No one should feel that something is wrong with them if it takes them longer to reach that point. There is no better or worse, only different personality types and different progressions due to different pairings of personality types – and neither type is indicative of the quality of a marriage to come.
Once that point has been reached, it is imperative for the two single people to openly and honestly broach whatever significant concerns remain, in order to discern whether or not the shidduch still has potential.
Which leads us to our next question: At what point should one bow out from a shidduch which is not firing on all cylinders?
To borrow from the previous examples, in the cases of attraction or character traits, we could fill entire issues of the Yated with names of happily married couples where one person started off un-attracted to the other or was bothered by a character trait, and, as the dating continued, soon found themselves making a 180-degree turn. Within the scope of a healthy relationship, as connection increases, so can attraction, while bothersome traits often dissipate, or even become endearing.
However, at the same time, we cannot pretend that these aspects don’t matter, and there comes a point where one must say, “I see the many mailos of this person, but these issues do not seem to be changing.” Again, there is no exact number of dates as to when this should become clear. Rather, when one reasonably feels their concern isn’t likely to improve, despite giving it a fair shake, that is when a decision should be made.
As far as opposing expectations, hashkafos, or life goals, through discussion, one must discover if common ground can be reached, and if a happy, healthy home can be built, given the diverse approaches towards matters of real significance.
Let us not fool ourselves into thinking that there exists a marriage where both husband and wife are in lockstep regarding every prat u’prat that carries weight. As Rav Wolbe ztz’l clearly states, the very definition of “shalom” is making peace, and growing, through hisnagdus. Shalom bayis doesn’t mean that conflict is non-existent – that is merely a reflection of two people who haven’t yet actualized keirvas hada’as v’hachaim. Shalom bayis is only achieved when conflict has been revealed, and the gap is then successfully bridged.

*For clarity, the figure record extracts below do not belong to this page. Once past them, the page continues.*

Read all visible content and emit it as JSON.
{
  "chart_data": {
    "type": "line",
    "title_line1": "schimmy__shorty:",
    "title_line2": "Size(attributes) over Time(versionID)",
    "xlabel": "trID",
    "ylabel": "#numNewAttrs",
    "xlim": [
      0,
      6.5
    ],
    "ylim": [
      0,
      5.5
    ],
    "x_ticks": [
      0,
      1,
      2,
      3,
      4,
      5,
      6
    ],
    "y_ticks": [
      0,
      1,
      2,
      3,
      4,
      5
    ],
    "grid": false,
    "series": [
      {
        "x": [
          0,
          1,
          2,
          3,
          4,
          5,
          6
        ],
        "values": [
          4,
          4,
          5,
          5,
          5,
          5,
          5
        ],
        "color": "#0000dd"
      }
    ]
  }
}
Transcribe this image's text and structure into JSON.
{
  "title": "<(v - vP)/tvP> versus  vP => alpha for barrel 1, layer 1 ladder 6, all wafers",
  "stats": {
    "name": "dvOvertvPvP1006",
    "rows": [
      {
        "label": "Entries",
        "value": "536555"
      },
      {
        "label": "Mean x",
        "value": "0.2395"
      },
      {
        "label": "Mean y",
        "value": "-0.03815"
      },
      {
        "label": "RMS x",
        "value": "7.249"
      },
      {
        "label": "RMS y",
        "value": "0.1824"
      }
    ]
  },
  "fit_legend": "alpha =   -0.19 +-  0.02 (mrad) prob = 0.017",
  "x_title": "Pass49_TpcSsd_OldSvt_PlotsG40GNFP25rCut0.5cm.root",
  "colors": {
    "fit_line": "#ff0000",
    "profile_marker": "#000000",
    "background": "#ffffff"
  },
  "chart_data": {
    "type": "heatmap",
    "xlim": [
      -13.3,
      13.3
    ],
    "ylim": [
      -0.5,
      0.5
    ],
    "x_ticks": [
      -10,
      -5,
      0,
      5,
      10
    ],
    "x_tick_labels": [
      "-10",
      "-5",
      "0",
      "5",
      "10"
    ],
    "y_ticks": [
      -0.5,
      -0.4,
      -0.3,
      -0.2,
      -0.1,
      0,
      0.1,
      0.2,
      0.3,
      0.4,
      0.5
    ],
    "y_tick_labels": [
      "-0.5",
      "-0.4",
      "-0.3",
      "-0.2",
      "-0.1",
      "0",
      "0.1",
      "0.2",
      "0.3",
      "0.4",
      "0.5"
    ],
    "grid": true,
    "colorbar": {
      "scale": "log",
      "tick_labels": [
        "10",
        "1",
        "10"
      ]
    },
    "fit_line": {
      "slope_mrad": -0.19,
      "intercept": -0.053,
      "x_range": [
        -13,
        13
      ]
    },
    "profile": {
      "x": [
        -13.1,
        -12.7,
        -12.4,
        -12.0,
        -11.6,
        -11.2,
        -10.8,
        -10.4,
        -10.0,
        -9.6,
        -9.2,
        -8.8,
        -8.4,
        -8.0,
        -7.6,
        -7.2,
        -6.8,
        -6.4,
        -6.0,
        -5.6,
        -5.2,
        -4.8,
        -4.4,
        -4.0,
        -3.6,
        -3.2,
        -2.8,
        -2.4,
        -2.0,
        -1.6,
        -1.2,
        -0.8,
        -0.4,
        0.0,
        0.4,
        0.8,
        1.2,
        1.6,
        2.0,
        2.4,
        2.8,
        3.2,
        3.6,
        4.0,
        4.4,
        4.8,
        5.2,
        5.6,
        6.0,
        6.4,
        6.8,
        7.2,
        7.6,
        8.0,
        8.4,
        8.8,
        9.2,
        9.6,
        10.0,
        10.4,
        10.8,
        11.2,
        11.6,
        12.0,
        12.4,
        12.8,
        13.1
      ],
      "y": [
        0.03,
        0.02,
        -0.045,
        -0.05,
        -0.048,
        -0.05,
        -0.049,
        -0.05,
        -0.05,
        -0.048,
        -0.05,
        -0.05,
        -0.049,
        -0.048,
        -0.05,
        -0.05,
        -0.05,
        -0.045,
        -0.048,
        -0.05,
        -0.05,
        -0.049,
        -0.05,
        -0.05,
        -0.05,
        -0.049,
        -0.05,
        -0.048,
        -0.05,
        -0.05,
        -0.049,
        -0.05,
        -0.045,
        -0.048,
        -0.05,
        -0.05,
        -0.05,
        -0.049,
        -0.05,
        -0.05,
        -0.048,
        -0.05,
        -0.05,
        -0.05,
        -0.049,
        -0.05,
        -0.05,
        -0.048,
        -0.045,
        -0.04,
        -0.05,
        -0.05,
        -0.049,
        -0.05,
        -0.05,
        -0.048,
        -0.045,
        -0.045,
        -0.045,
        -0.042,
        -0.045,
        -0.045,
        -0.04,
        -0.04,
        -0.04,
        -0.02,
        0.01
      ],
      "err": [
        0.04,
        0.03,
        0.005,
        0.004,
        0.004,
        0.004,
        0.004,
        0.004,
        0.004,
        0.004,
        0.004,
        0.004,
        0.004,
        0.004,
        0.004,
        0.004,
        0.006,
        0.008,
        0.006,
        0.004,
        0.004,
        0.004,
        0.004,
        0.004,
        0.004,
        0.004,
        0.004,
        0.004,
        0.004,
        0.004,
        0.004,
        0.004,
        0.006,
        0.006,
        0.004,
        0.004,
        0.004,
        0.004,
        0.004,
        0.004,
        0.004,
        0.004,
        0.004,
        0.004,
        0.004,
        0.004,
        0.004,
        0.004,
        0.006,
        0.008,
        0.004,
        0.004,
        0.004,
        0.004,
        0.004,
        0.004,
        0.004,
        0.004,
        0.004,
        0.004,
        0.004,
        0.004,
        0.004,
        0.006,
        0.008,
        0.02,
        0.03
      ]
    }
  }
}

Bridging the gap does not mean saying to oneself, “I am not really ok with this, but I can live with it,” although there are times when that is necessary in a relationship. What it means is, each single respecting and appreciating the value of the other, and through being open to one another’s viewpoint, reaching a new and even higher conclusion, as a result of the value that each person brings to the table. That is what brings the Shechina into a home.
The same is true of dating. One should not be looking for a shidduch where there is no disagreement. Rather, one should be searching for someone with whom disagreement can be had in a healthy fashion, to the attainment of mutual growth.
As such, it is only after getting teiff arein into the impediments that one can distinguish if they are impassible, or if they will form the bedrock of future growth.
Granted, it may take a fair number of dates to reach that conclusion, but that is the nature of finding a spouse. Dating is not meant to be inherently easy. It can be easy, hard, or somewhere in between. For some the hardship comes in the form of pain experienced as a result of not getting dates; for others, it is the frustration of lots of dates, but none that show a hint of potential; and, for yet others, it is the agmas nefesh of ambiguity when the potential of a shidduch is uncertain.
May The Melech Chai Olamim, d’migalyun Lei tamrin, lend tzachus hada’as to you, and to all those who find themselves unsure about a shidduch, and may the ensuing clarity lead to emesdikeh nachas and hatzlacha.